A potential scenario would be restriction of antiviral therapy to patients with advanced disease. Overall the subgroup of patients with F3 fibrosis or cirrhosis was limited in the present study (14–52%). However, in the largest group of genotype 1 infected patients who received PEG-IFN, ribavirin combination therapy also in the subgroup with advanced fibrosis/cirrhosis the overall association of SVR with IFN-lambda polymorphisms remained identical.

In addition to prediction of SVR also treatment duration may be important for selection of IFN-based versus –free treatment options. For telaprevir triple therapy, 68% of treatment naïve and relapse patients with excellent SVR chances based on IL28B and IFN-L4 haplotype also received only 24 weeks treatment, while for IFN and ribavirin combination therapy shortening of treatment duration to 24 weeks was possible in 21% of patients with beneficial IFN-lambda SNPs only.
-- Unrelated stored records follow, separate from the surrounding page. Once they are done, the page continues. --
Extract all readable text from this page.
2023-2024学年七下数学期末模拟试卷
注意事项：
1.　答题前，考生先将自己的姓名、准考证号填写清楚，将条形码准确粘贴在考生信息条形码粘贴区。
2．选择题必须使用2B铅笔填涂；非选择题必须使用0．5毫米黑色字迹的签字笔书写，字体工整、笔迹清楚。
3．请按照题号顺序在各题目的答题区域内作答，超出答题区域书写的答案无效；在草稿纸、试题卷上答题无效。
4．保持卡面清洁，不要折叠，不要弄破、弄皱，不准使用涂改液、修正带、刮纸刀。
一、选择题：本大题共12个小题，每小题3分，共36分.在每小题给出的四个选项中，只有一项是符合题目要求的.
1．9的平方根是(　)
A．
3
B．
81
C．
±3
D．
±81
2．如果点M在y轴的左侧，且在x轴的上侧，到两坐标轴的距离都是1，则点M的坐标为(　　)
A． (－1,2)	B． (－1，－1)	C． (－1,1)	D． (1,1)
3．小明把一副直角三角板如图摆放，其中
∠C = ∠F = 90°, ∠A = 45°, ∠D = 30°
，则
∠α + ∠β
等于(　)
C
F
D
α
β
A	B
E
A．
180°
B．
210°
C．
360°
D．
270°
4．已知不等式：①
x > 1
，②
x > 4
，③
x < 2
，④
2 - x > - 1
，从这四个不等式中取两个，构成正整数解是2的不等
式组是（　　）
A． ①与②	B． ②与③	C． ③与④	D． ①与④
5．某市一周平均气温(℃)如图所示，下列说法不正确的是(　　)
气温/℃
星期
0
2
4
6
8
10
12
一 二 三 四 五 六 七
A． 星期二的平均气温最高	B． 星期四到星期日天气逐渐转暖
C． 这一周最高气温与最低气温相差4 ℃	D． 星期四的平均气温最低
Taken together, differential and stepwise analysis of IFN-lambda gene SNPs in HCV infected patients with different genotypes may help to identify subgroups of patients for an optimized selection of antiviral therapy. Given a positive prediction of SVR between 71% and 96% based on proposed IL28B/IFN-L4 haplotypes with high chances of HCV eradication selection of IFN-based antiviral therapies may be an option for settings with economical limited resources, although long treatment durations and side effects of first generation protease inhibitors represent limitations. Also inclusion of a confirmation cohort was not possible in the present study and thus results have to be confirmed by independent data. However, our approach may also be applied for newer IFN-based triple therapies with simeprevir and other DAAs. Administration of more expensive DAA regimens could so be restricted to subgroups of more difficult to treat patients with overall SVR rates around 90% for the entire group.